Przedstawiciel lubelskiego oddziału Stowarzyszenia KoLiber, organizatora obchodów, Kacper Chołody podkreślił, że jeszcze 10 lat temu mało kto słyszał o postaci rotmistrza Pileckiego i żołnierzach wyklętych, do których się zaliczał.
- Dzisiaj nazwisko rotmistrza Pileckiego i ta fraza "żołnierze wyklęci", przebijają się do głównych mediów i zaczynają być znane przeciętnym Polakom. I o to nam chodzi. Jeśli przebijamy barierę milczenia na ten temat, to już jest prosta droga do tego, by pamięć o rotmistrzu Pileckim i żołnierzach wyklętych trwała dzisiaj i w przyszłych pokoleniach; to już jest nie do zatrzymania - trzeba tylko czasu i wysiłku ludzi, którzy organizują marsze, konferencje, piszą książki na ten temat - powiedział Chołody.
Postać symboliczna
Przed marszem w kościele dominikanów na lubelskiej starówce odprawiona została msza św. w intencji rotmistrza Pileckiego. Wcześniej podczas sesji naukowej zatytułowanej "Witold Pilecki - zapomniany bohater" historycy dyskutowali o postrzeganiu postaci Pileckiego we współczesnej kulturze.

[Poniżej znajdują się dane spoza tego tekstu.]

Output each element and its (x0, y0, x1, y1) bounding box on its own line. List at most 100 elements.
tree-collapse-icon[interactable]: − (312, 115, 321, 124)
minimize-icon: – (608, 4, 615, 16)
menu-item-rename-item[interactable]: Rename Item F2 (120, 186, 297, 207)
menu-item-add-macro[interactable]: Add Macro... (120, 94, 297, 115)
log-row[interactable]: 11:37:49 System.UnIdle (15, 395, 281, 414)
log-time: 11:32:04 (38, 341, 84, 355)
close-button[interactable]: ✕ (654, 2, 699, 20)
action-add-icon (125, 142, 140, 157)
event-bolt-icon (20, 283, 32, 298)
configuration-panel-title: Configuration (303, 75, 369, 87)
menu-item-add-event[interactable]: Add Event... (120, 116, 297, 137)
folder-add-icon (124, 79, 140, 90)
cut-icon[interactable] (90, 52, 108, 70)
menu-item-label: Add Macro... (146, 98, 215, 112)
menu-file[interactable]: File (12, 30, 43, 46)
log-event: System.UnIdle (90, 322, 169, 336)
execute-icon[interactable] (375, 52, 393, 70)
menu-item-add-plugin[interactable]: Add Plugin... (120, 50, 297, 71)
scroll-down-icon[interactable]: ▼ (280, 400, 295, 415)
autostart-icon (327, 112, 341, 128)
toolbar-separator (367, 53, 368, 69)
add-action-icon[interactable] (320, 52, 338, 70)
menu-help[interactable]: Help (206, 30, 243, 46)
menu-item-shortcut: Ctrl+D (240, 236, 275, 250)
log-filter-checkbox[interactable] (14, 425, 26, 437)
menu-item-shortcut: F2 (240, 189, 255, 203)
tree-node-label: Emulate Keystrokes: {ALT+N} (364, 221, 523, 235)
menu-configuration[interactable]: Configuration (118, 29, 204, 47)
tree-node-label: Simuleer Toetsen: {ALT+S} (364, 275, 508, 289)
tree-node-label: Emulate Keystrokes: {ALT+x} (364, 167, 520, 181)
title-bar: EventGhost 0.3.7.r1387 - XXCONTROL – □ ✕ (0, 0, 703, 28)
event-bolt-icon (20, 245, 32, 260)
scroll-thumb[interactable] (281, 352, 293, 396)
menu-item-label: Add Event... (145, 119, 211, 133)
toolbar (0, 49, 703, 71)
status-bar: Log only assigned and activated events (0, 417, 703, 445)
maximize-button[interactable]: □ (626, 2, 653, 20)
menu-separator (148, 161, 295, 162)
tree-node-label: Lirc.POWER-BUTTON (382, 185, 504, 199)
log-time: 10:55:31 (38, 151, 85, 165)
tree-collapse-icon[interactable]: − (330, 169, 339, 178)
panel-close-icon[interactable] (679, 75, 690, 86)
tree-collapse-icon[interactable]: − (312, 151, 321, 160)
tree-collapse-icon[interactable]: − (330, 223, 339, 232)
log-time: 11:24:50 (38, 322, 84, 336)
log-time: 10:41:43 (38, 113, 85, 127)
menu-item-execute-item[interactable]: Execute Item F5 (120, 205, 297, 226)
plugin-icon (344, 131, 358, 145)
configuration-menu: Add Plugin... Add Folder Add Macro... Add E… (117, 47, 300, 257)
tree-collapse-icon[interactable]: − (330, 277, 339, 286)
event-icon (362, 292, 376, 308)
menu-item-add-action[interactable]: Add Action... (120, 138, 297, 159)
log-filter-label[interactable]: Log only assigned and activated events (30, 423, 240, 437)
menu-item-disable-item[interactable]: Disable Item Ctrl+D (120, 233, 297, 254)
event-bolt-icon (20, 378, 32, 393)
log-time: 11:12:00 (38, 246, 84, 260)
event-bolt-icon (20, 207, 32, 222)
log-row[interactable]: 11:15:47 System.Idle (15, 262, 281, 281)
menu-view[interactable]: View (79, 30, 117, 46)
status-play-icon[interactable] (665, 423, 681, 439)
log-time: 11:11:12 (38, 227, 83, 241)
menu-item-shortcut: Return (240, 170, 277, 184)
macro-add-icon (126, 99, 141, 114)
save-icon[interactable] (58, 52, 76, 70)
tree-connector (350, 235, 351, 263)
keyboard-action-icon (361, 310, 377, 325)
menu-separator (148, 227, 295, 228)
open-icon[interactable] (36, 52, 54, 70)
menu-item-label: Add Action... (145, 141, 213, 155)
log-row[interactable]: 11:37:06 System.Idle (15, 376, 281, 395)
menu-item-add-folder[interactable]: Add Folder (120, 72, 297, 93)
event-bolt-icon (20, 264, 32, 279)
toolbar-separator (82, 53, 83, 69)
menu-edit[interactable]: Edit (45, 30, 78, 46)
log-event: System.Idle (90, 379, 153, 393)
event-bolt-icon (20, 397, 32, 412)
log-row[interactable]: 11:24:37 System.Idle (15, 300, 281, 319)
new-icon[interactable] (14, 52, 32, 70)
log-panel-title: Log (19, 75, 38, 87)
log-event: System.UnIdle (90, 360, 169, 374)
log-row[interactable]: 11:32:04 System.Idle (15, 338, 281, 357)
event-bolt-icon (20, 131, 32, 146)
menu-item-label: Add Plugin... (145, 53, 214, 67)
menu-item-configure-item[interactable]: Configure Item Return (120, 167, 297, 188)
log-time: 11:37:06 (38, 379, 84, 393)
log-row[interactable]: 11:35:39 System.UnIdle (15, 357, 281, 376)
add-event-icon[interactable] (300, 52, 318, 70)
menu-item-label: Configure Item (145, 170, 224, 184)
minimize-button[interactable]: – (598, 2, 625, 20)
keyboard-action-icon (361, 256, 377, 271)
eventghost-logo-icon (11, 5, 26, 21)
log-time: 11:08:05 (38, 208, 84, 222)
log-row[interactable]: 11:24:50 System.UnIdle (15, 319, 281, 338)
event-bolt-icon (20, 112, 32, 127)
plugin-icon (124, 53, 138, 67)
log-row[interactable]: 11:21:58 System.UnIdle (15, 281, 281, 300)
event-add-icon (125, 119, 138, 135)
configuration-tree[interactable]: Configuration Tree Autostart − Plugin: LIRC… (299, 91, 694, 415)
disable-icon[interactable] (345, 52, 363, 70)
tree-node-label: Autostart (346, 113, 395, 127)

- Rotmistrz Pilecki jest postacią symboliczną; stanowi przykład tych skomplikowanych, pokręconych losów Polaków - Kresy, walka z Niemcami, konspiracja, Auschwitz, potem powstanie warszawskie, łagier niemiecki, armia Andersa, walka z komuną i śmierć. Trudno znaleźć osobę, której dotyczyłoby tyle wydarzeń, co Pileckiego - powiedział historyk z lubelskiego oddziału IPN dr Rafał Drabik.
***
Rotmistrz Witold Pilecki jest jednym z bohaterów polskiego państwa podziemnego. Zasłynął między innymi przedostaniem się do obozu koncentracyjnego w Auschwitz, by zdobyć informacje wywiadowcze o panujących w nim warunkach. Później walczył w powstaniu warszawskim. Po wojnie - na polecenie gen. Andersa - prowadził działalność wywiadowczą dla 2. Korpusu. Aresztowano do w 1947 roku. W sfabrykowanym procesie skazano go na karę śmierci. Nie wiadomo, gdzie został pochowany. Być może w tak zwanej Kwaterze na Łączce, gdzie UB potajemnie chował swoje ofiary. Prace ekshumacyjne w tym miejscu wznowił właśnie IPN.